June of 2014 sticks out to me because, with hindsight, this was the point at which my behaviour started to seriously interfere with my mental state. I went on a trip with my class abroad, and found myself determinedly seeking opportunities to exercise more and to avoid eating. When I ate ice cream and chips with my friends, I felt intensely guilty about it even though I really enjoy those foods, and would try to do dozens of press-ups when I was alone to work off the calories. By the time I got back, I was weighing myself obsessively, even getting upset about the slight weight gain from my water levels changing when I took showers.
The first time my family really noticed, however, was when we took a holiday a month later. I was behaving obsessively about what meals I had, picking ready meals with extremely few calories and little fat when we went to the supermarket and calorie-counting to a ridiculous degree. On one day, I even refused to eat one of those ready meals and just had toast for dinner instead because it had fewer calories.
My parents’ response to this was not particularly helpful, as they frequently became angry with me, only seeing how thin I was becoming without really understanding why my mental state was so unhealthy. When they told me they thought I was anorexic, I didn’t really believe them at first- I always thought of anorexia as something girls got, not boys. They consistently tried to get me to eat more, but it would often turn into shouting matches, and I specifically remember telling them ‘I don’t see it!’ about how thin I was getting.
While I’m not sure how true it is, something I suspect is that I became so obsessive about losing weight partly because as I had lost weight, I had made more friends at sixth form, and I assumed that me being so thin was making me more attractive and likeable, so if I gained weight again people would stop liking me. This was not true at all, of course; my friends rarely ever commented on my weight, and none of them stopped being friends with me once I was recovering.
But with my mind in the state it was, I convinced myself that I had to keep being thinner to make myself attractive and likeable to my friends. It probably did not help that, because of societal stigma towards weight gain, I saw being ‘underweight’ as a goal rather than something hazardous to my health, as if I could consider myself ‘better’ than people who were heavier than me.

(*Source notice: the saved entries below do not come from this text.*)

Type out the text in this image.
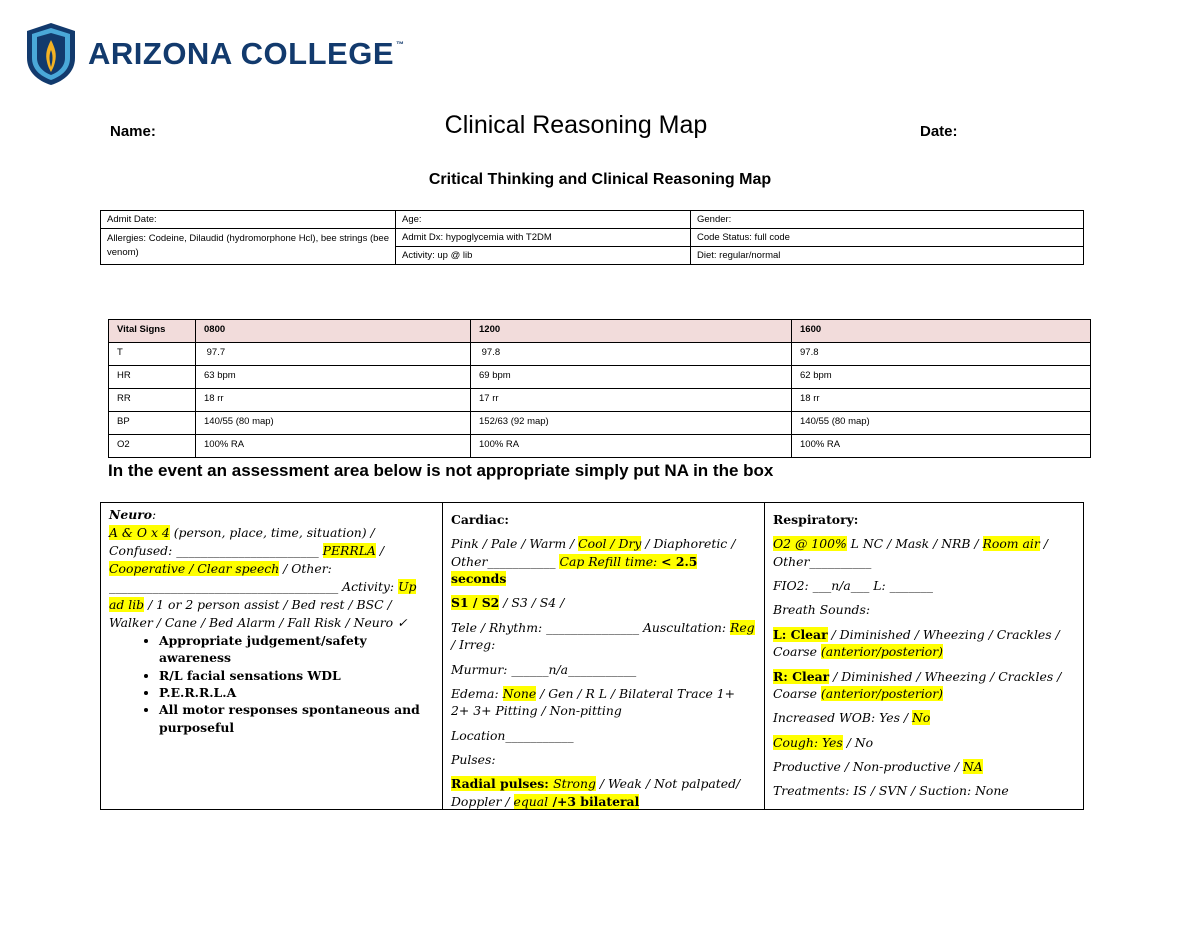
ARIZONA COLLEGE ™
Name:	Clinical Reasoning Map	Date:
Critical Thinking and Clinical Reasoning Map
Admit Date:	Age:	Gender:
Allergies: Codeine, Dilaudid (hydromorphone Hcl), bee strings (bee venom)	Admit Dx: hypoglycemia with T2DM	Code Status: full code
	Activity: up @ lib	Diet: regular/normal
Vital Signs	0800	1200	1600
T	97.7	97.8	97.8
HR	63 bpm	69 bpm	62 bpm
RR	18 rr	17 rr	18 rr
BP	140/55 (80 map)	152/63 (92 map)	140/55 (80 map)
O2	100% RA	100% RA	100% RA
In the event an assessment area below is not appropriate simply put NA in the box
Neuro:
A & O x 4 (person, place, time, situation) / Confused: _______________________ PERRLA / Cooperative / Clear speech / Other: _____________________________________ Activity: Up ad lib / 1 or 2 person assist / Bed rest / BSC / Walker / Cane / Bed Alarm / Fall Risk / Neuro ✓
• Appropriate judgement/safety awareness
• R/L facial sensations WDL
• P.E.R.R.L.A
• All motor responses spontaneous and purposeful
Cardiac:
Pink / Pale / Warm / Cool / Dry / Diaphoretic / Other___________ Cap Refill time: < 2.5 seconds
S1 / S2 / S3 / S4 /
Tele / Rhythm: _______________ Auscultation: Reg / Irreg:
Murmur: ______n/a___________
Edema: None / Gen / R L / Bilateral Trace 1+ 2+ 3+ Pitting / Non-pitting
Location___________
Pulses:
Radial pulses: Strong / Weak / Not palpated/ Doppler / equal /+3 bilateral
Respiratory:
O2 @ 100% L NC / Mask / NRB / Room air / Other__________
FIO2: ___n/a___ L: _______
Breath Sounds:
L: Clear / Diminished / Wheezing / Crackles / Coarse (anterior/posterior)
R: Clear / Diminished / Wheezing / Crackles / Coarse (anterior/posterior)
Increased WOB: Yes / No
Cough: Yes / No
Productive / Non-productive / NA
Treatments: IS / SVN / Suction: None
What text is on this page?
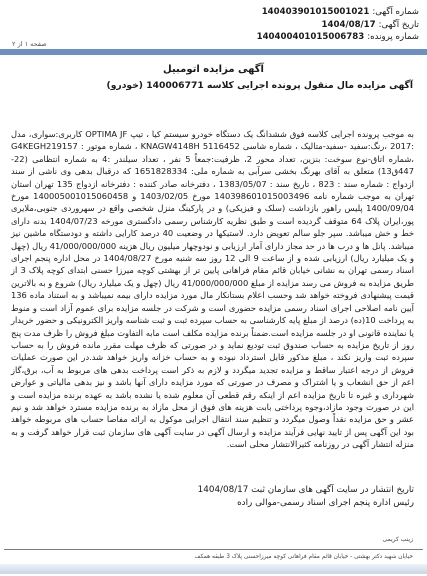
شماره آگهی: 140403901015001021
تاریخ آگهی: 1404/08/17
شماره پرونده: 140400401015006783
صفحه ۱ از ۲
آگهی مزایده اتومبیل
آگهی مزایده مال منقول پرونده اجرایی کلاسه 140006771 (خودرو)
به موجب پرونده اجرایی کلاسه فوق ششدانگ یک دستگاه خودرو سیستم کیا ، تیپ OPTIMA JF کاربری:سواری، مدل :2017 ،رنگ:سفید -سفید-متالیک ، شماره شاسی KNAGW4148H 5116452 ، شماره موتور : G4KEGH219157 ،شماره اتاق-نوع سوخت: بنزین، تعداد محور 2، ظرفیت:جمعاً 5 نفر ، تعداد سیلندر :4 به شماره انتظامی (22-447ق13) متعلق به آقای بهرنگ بخشی سرآبی به شماره ملی: 1651828334 که درقبال بدهی وی ناشی از سند ازدواج : شماره سند : 823 ، تاریخ سند : 1383/05/07 ، دفترخانه صادر کننده : دفترخانه ازدواج 135 تهران استان تهران به موجب شماره نامه 140398601015003496 مورخ 1403/02/05 و 140005001015060458 مورخ 1400/09/04 پلیس راهور بازداشت (سلک و فیزیکی) و در پارکینگ منزل شخصی واقع در سهروردی جنوبی،ملایری پور،ایران پلاک 64 متوقف گردیده است و طبق نظریه کارشناس رسمی دادگستری مورخه 1404/07/23 بدنه دارای خط و خش میباشد. سپر جلو سالم تعویض دارد. لاستیکها در وضعیت 40 درصد کارایی داشته و دودستگاه ماشین نیز میباشد. پانل ها و درب ها در حد مجاز دارای آمار ارزیابی و نودوچهار میلیون ریال هزینه 41/000/000/000 ریال (چهل و یک میلیارد ریال) ارزیابی شده و از ساعت 9 الی 12 روز سه شنبه مورخ 1404/08/27 در محل اداره پنجم اجرای اسناد رسمی تهران به نشانی خیابان قائم مقام فراهانی پایین تر از بهشتی کوچه میرزا حسنی ابتدای کوچه پلاک 3 از طریق مزایده به فروش می رسد مزایده از مبلغ 41/000/000/000 ریال (چهل و یک میلیارد ریال) شروع و به بالاترین قیمت پیشنهادی فروخته خواهد شد وحسب اعلام بستانکار مال مورد مزایده دارای بیمه نمیباشد و به استناد ماده 136 آیین نامه اصلاحی اجرای اسناد رسمی مزایده حضوری است و شرکت در جلسه مزایده برای عموم آزاد است و منوط به پرداخت 10(ده) درصد از مبلغ پایه کارشناسی به حساب سپرده ثبت و ثبت شناسه واریز الکترونیکی و حضور خریدار یا نماینده قانونی او در جلسه مزایده است.ضمناً برنده مزایده مکلف است مابه التفاوت مبلغ فروش را ظرف مدت پنج روز از تاریخ مزایده به حساب صندوق ثبت تودیع نماید و در صورتی که ظرف مهلت مقرر مانده فروش را به حساب سپرده ثبت واریز نکند ، مبلغ مذکور قابل استرداد نبوده و به حساب خزانه واریز خواهد شد.در این صورت عملیات فروش از درجه اعتبار ساقط و مزایده تجدید میگردد و لازم به ذکر است پرداخت بدهی های مربوط به آب، برق،گاز اعم از حق انشعاب و یا اشتراک و مصرف در صورتی که مورد مزایده دارای آنها باشد و نیز بدهی مالیاتی و عوارض شهرداری و غیره تا تاریخ مزایده اعم از اینکه رقم قطعی آن معلوم شده یا نشده باشد به عهده برنده مزایده است و این در صورت وجود مازاد،وجوه پرداختی بابت هزینه های فوق از محل مازاد به برنده مزایده مسترد خواهد شد و نیم عشر و حق مزایده نقداً وصول میگردد و تنظیم سند انتقال اجرایی موکول به ارائه مفاصا حساب های مربوطه خواهد بود این آگهی پس از تایید نهایی فرآیند مزایده و ارسال آگهی در سایت آگهی های سازمان ثبت قرار خواهد گرفت و به منزله انتشار آگهی در روزنامه کثیرالانتشار محلی است.
تاریخ انتشار در سایت آگهی های سازمان ثبت 1404/08/17
رئیس اداره پنجم اجرای اسناد رسمی-موالی راده
زینب کریمی
خیابان شهید دکتر بهشتی - خیابان قائم مقام فراهانی کوچه میرزاحسنی پلاک 3 طبقه همکف
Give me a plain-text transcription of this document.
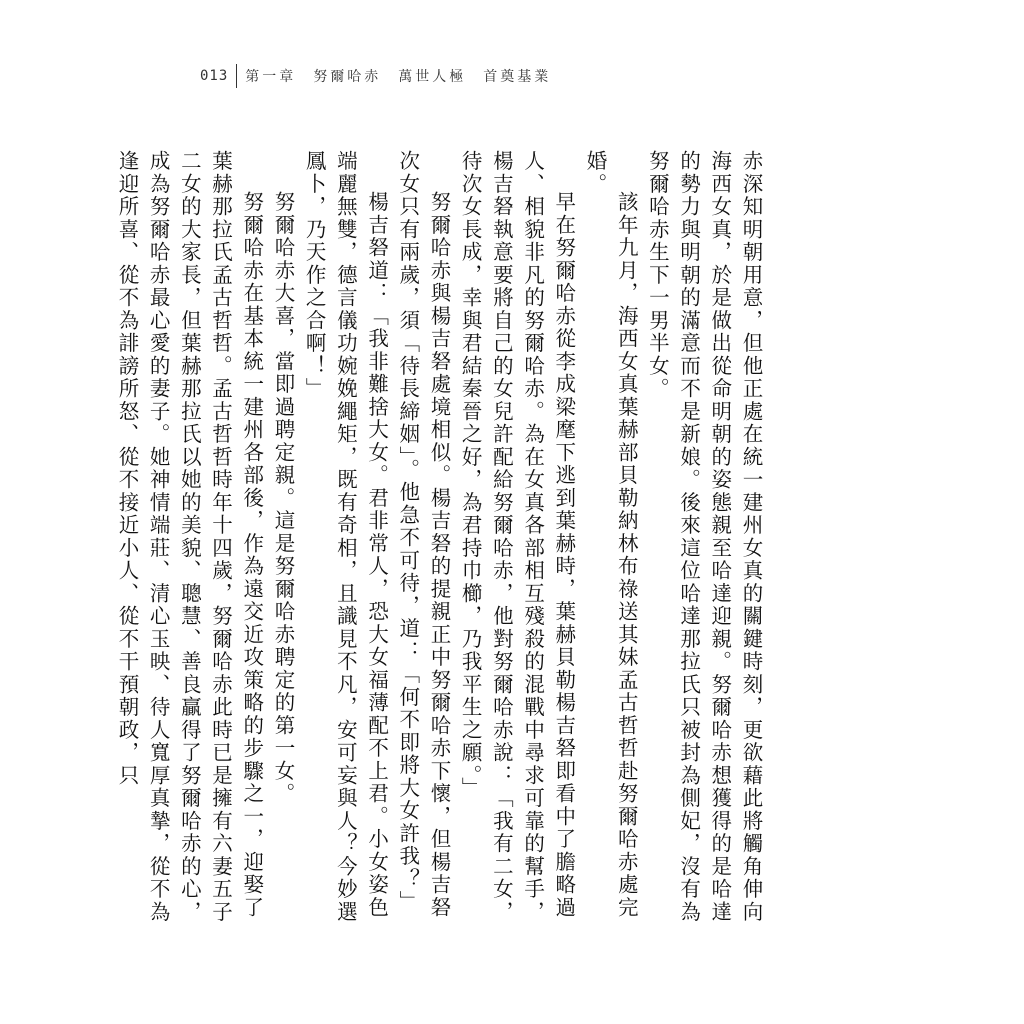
013	第一章　努爾哈赤　萬世人極　首奠基業

赤深知明朝用意，但他正處在統一建州女真的關鍵時刻，更欲藉此將觸角伸向海西女真，於是做出從命明朝的姿態親至哈達迎親。努爾哈赤想獲得的是哈達的勢力與明朝的滿意而不是新娘。後來這位哈達那拉氏只被封為側妃，沒有為努爾哈赤生下一男半女。

該年九月，海西女真葉赫部貝勒納林布祿送其妹孟古哲哲赴努爾哈赤處完婚。

早在努爾哈赤從李成梁麾下逃到葉赫時，葉赫貝勒楊吉砮即看中了膽略過人、相貌非凡的努爾哈赤。為在女真各部相互殘殺的混戰中尋求可靠的幫手，楊吉砮執意要將自己的女兒許配給努爾哈赤，他對努爾哈赤說：「我有二女，待次女長成，幸與君結秦晉之好，為君持巾櫛，乃我平生之願。」

努爾哈赤與楊吉砮處境相似。楊吉砮的提親正中努爾哈赤下懷，但楊吉砮次女只有兩歲，須「待長締姻」。他急不可待，道：「何不即將大女許我？」

楊吉砮道：「我非難捨大女。君非常人，恐大女福薄配不上君。小女姿色端麗無雙，德言儀功婉娩繩矩，既有奇相，且識見不凡，安可妄與人？今妙選鳳卜，乃天作之合啊！」

努爾哈赤大喜，當即過聘定親。這是努爾哈赤聘定的第一女。

努爾哈赤在基本統一建州各部後，作為遠交近攻策略的步驟之一，迎娶了葉赫那拉氏孟古哲哲。孟古哲哲時年十四歲，努爾哈赤此時已是擁有六妻五子二女的大家長，但葉赫那拉氏以她的美貌、聰慧、善良贏得了努爾哈赤的心，成為努爾哈赤最心愛的妻子。她神情端莊、清心玉映、待人寬厚真摯，從不為逢迎所喜、從不為誹謗所怒、從不接近小人、從不干預朝政，只
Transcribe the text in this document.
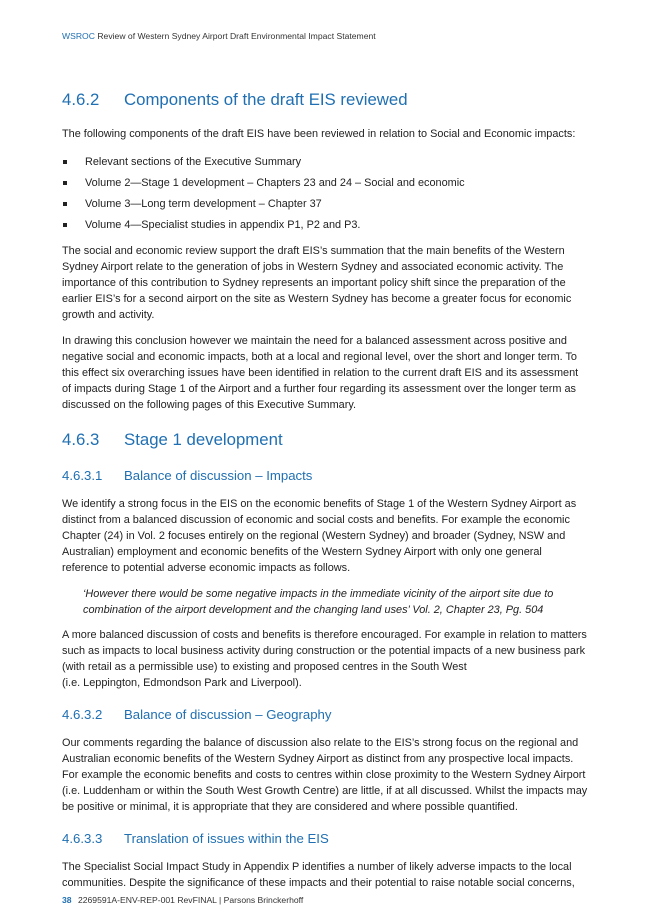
WSROC Review of Western Sydney Airport Draft Environmental Impact Statement
4.6.2	Components of the draft EIS reviewed

The following components of the draft EIS have been reviewed in relation to Social and Economic impacts:

Relevant sections of the Executive Summary
Volume 2—Stage 1 development – Chapters 23 and 24 – Social and economic
Volume 3—Long term development – Chapter 37
Volume 4—Specialist studies in appendix P1, P2 and P3.

The social and economic review support the draft EIS’s summation that the main benefits of the Western Sydney Airport relate to the generation of jobs in Western Sydney and associated economic activity. The importance of this contribution to Sydney represents an important policy shift since the preparation of the earlier EIS’s for a second airport on the site as Western Sydney has become a greater focus for economic growth and activity.

In drawing this conclusion however we maintain the need for a balanced assessment across positive and negative social and economic impacts, both at a local and regional level, over the short and longer term. To this effect six overarching issues have been identified in relation to the current draft EIS and its assessment of impacts during Stage 1 of the Airport and a further four regarding its assessment over the longer term as discussed on the following pages of this Executive Summary.

4.6.3	Stage 1 development
4.6.3.1	Balance of discussion – Impacts

We identify a strong focus in the EIS on the economic benefits of Stage 1 of the Western Sydney Airport as distinct from a balanced discussion of economic and social costs and benefits. For example the economic Chapter (24) in Vol. 2 focuses entirely on the regional (Western Sydney) and broader (Sydney, NSW and Australian) employment and economic benefits of the Western Sydney Airport with only one general reference to potential adverse economic impacts as follows.

‘However there would be some negative impacts in the immediate vicinity of the airport site due to combination of the airport development and the changing land uses’ Vol. 2, Chapter 23, Pg. 504

A more balanced discussion of costs and benefits is therefore encouraged. For example in relation to matters such as impacts to local business activity during construction or the potential impacts of a new business park (with retail as a permissible use) to existing and proposed centres in the South West

(i.e. Leppington, Edmondson Park and Liverpool).

4.6.3.2	Balance of discussion – Geography

Our comments regarding the balance of discussion also relate to the EIS’s strong focus on the regional and Australian economic benefits of the Western Sydney Airport as distinct from any prospective local impacts. For example the economic benefits and costs to centres within close proximity to the Western Sydney Airport (i.e. Luddenham or within the South West Growth Centre) are little, if at all discussed. Whilst the impacts may be positive or minimal, it is appropriate that they are considered and where possible quantified.

4.6.3.3	Translation of issues within the EIS

The Specialist Social Impact Study in Appendix P identifies a number of likely adverse impacts to the local communities. Despite the significance of these impacts and their potential to raise notable social concerns,

38 2269591A-ENV-REP-001 RevFINAL | Parsons Brinckerhoff
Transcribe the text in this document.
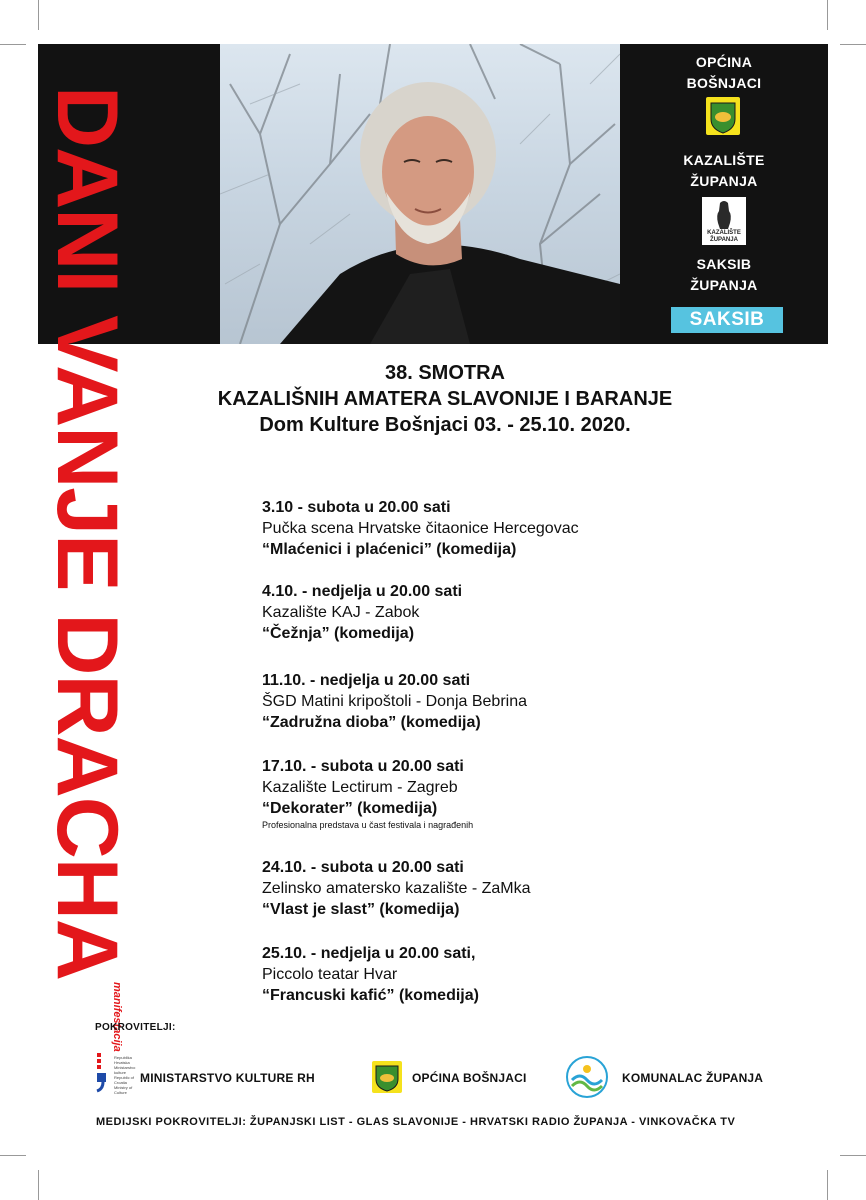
OPĆINA
BOŠNJACI
KAZALIŠTE
ŽUPANJA
KAZALIŠTE
ŽUPANJA
SAKSIB
ŽUPANJA
SAKSIB
DANI VANJE $DRACHA^{manifestacija}$
38. SMOTRA
KAZALIŠNIH AMATERA SLAVONIJE I BARANJE
Dom Kulture Bošnjaci 03. - 25.10. 2020.
3.10 - subota u 20.00 sati
Pučka scena Hrvatske čitaonice Hercegovac
“Mlaćenici i plaćenici” (komedija)
4.10. - nedjelja u 20.00 sati
Kazalište KAJ - Zabok
“Čežnja” (komedija)
11.10. - nedjelja u 20.00 sati
ŠGD Matini kripoštoli - Donja Bebrina
“Zadružna dioba” (komedija)
17.10. - subota u 20.00 sati
Kazalište Lectirum - Zagreb
“Dekorater” (komedija)
Profesionalna predstava u čast festivala i nagrađenih
24.10. - subota u 20.00 sati
Zelinsko amatersko kazalište - ZaMka
“Vlast je slast” (komedija)
25.10. - nedjelja u 20.00 sati,
Piccolo teatar Hvar
“Francuski kafić” (komedija)
POKROVITELJI:
Republika Hrvatska Ministarstvo kulture Republic of Croatia Ministry of Culture
MINISTARSTVO KULTURE RH	OPĆINA BOŠNJACI	KOMUNALAC ŽUPANJA
MEDIJSKI POKROVITELJI: ŽUPANJSKI LIST - GLAS SLAVONIJE - HRVATSKI RADIO ŽUPANJA - VINKOVAČKA TV
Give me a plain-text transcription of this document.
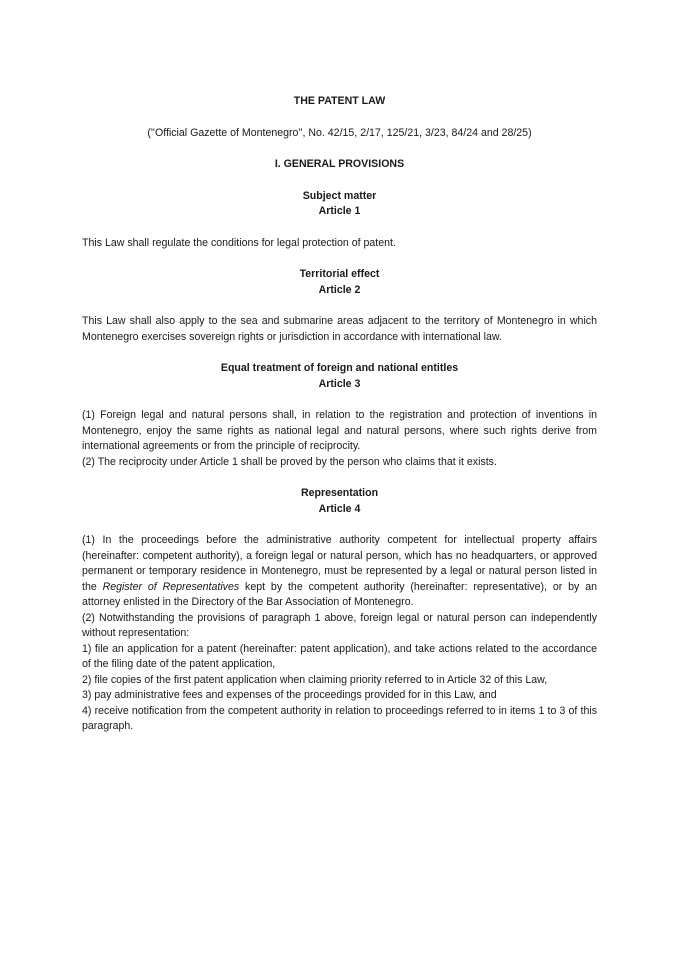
THE PATENT LAW
(''Official Gazette of Montenegro'', No. 42/15, 2/17, 125/21, 3/23, 84/24 and 28/25)
I. GENERAL PROVISIONS
Subject matter
Article 1

This Law shall regulate the conditions for legal protection of patent.

Territorial effect
Article 2

This Law shall also apply to the sea and submarine areas adjacent to the territory of Montenegro in which Montenegro exercises sovereign rights or jurisdiction in accordance with international law.

Equal treatment of foreign and national entitles
Article 3

(1) Foreign legal and natural persons shall, in relation to the registration and protection of inventions in Montenegro, enjoy the same rights as national legal and natural persons, where such rights derive from international agreements or from the principle of reciprocity.

(2) The reciprocity under Article 1 shall be proved by the person who claims that it exists.

Representation
Article 4

(1) In the proceedings before the administrative authority competent for intellectual property affairs (hereinafter: competent authority), a foreign legal or natural person, which has no headquarters, or approved permanent or temporary residence in Montenegro, must be represented by a legal or natural person listed in the Register of Representatives kept by the competent authority (hereinafter: representative), or by an attorney enlisted in the Directory of the Bar Association of Montenegro.

(2) Notwithstanding the provisions of paragraph 1 above, foreign legal or natural person can independently without representation:

1) file an application for a patent (hereinafter: patent application), and take actions related to the accordance of the filing date of the patent application,

2) file copies of the first patent application when claiming priority referred to in Article 32 of this Law,

3) pay administrative fees and expenses of the proceedings provided for in this Law, and

4) receive notification from the competent authority in relation to proceedings referred to in items 1 to 3 of this paragraph.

During the late summer and autumn of 2014, I tried to make my eating habits healthier, no longer calorie counting and instead focusing on not eating fatty foods, but more or less eating whatever I wanted otherwise. But in November of that year, I relapsed into aggressively calorie counting; I would wake myself up earlier than my parents so they did not see how little I was eating for breakfast, eat chicken pieces or other small snacks for lunch & nothing else, and try to make small meals for myself for dinner like beans on toast and have them at least 12 hours before waking up the next day.